I write a lot about lying awake.
I thought about this again when I was folding underwear tonight. About the elastic in my boxer-briefs suddenly seeming stretched. The gradual process suddenly revealing itself: these things could fall at any moment.
Getting things on the page again. Things that can be read by other people. It’s important. Moving the fingers across keys.
Here’s a sentence that I wrote a few days ago that at some point, I thought, had legs:
“And there, in a pile of clean laundry, I just lost it. Absolutely and totally lost it. Couldn’t move. Paralyzed by some heavy sense of indifference or lethargy or uselessness.”
And another phrase, this one about graduation:
“Something to do with oncomingness of the real world, again.”
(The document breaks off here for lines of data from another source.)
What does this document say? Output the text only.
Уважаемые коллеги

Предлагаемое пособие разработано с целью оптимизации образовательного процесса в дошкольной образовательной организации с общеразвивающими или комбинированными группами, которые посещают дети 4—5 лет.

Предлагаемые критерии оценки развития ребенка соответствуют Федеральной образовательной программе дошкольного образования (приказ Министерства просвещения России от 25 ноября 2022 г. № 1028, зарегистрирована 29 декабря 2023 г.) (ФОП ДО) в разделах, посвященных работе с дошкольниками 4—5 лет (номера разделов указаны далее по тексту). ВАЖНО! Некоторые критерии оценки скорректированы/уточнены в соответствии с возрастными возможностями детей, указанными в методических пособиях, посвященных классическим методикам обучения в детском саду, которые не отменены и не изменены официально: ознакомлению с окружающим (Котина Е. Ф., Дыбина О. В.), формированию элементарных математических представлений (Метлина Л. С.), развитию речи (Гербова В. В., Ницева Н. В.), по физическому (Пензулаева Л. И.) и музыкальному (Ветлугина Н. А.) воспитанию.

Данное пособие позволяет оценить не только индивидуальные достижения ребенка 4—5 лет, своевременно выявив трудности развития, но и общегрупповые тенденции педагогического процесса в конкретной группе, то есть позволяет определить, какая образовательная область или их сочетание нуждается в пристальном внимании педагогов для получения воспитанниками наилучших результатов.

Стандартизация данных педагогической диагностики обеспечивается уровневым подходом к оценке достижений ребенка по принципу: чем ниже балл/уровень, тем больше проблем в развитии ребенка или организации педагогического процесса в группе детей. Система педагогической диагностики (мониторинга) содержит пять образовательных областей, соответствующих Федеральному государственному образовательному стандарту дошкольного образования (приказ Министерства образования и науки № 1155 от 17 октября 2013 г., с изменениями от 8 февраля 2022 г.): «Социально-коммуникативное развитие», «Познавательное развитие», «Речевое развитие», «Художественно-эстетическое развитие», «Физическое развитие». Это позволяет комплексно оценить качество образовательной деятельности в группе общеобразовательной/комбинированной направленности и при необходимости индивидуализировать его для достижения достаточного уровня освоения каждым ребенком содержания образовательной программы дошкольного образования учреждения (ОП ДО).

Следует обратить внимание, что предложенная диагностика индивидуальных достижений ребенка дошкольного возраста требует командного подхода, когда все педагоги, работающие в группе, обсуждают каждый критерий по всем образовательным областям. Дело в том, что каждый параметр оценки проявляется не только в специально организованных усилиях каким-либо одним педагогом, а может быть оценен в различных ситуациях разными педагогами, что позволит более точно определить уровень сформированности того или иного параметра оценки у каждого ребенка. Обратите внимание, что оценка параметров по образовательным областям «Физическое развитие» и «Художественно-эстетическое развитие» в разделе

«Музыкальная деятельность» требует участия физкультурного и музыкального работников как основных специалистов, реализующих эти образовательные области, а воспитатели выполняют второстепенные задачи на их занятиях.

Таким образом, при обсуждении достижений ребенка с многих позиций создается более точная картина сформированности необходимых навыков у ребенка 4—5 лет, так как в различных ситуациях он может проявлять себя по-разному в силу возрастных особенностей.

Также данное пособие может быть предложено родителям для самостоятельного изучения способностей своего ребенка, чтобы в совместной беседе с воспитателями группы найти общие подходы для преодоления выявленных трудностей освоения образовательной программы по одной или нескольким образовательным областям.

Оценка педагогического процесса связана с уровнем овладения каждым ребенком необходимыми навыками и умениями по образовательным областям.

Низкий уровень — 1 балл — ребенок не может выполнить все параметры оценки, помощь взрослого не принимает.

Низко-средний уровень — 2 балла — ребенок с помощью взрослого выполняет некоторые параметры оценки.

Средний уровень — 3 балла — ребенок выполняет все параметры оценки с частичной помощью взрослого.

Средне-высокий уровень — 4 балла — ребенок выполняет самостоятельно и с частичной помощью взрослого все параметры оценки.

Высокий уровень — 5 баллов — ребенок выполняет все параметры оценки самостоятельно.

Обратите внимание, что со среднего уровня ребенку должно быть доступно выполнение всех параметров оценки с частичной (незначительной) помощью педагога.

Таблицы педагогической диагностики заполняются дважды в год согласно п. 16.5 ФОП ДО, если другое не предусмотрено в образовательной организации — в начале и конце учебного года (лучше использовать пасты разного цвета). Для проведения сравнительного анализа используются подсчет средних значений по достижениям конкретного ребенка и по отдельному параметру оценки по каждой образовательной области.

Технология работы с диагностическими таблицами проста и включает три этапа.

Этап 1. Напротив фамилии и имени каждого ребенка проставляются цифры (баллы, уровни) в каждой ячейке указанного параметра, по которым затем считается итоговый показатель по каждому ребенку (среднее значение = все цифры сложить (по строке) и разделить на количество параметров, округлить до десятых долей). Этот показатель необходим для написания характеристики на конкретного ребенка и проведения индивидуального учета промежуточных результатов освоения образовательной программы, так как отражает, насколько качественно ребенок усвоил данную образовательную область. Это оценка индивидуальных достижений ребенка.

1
When you write about underwear elastic and cicadas and freight trains, you run into a lot of language like this. The abstract, adorned, baroque, drivel that surfaces in the most desperate moments. I mean, come on, ONCOMINGNESS? Let’s get real about this. Try it again:
I couldn’t remember if I had used fabric softener or not, and so I pressed the Calvin and Hobbes t-shirt my sister had given me for Christmas and inhaled. I caught a whiff of detergent and a lingering shadow of body odor. Something like soap-covered mildew. And, you know, right then in that background radiation of sweat, I decided to hit something very hard. I turned to the laundry machine and punched the hell out of it. Unfortunately, I also ripped open a freshly-healed cut and started to bleed on a few socks that I had thrown on the floor. And this was it, right here. My real life ticking away. Bleeding on my sock because I was so upset that detergent hadn’t gotten the smell of sweat out of my shirt.
I dunno. Maybe a freight train could pass in the distance right then. We’ll see where it goes.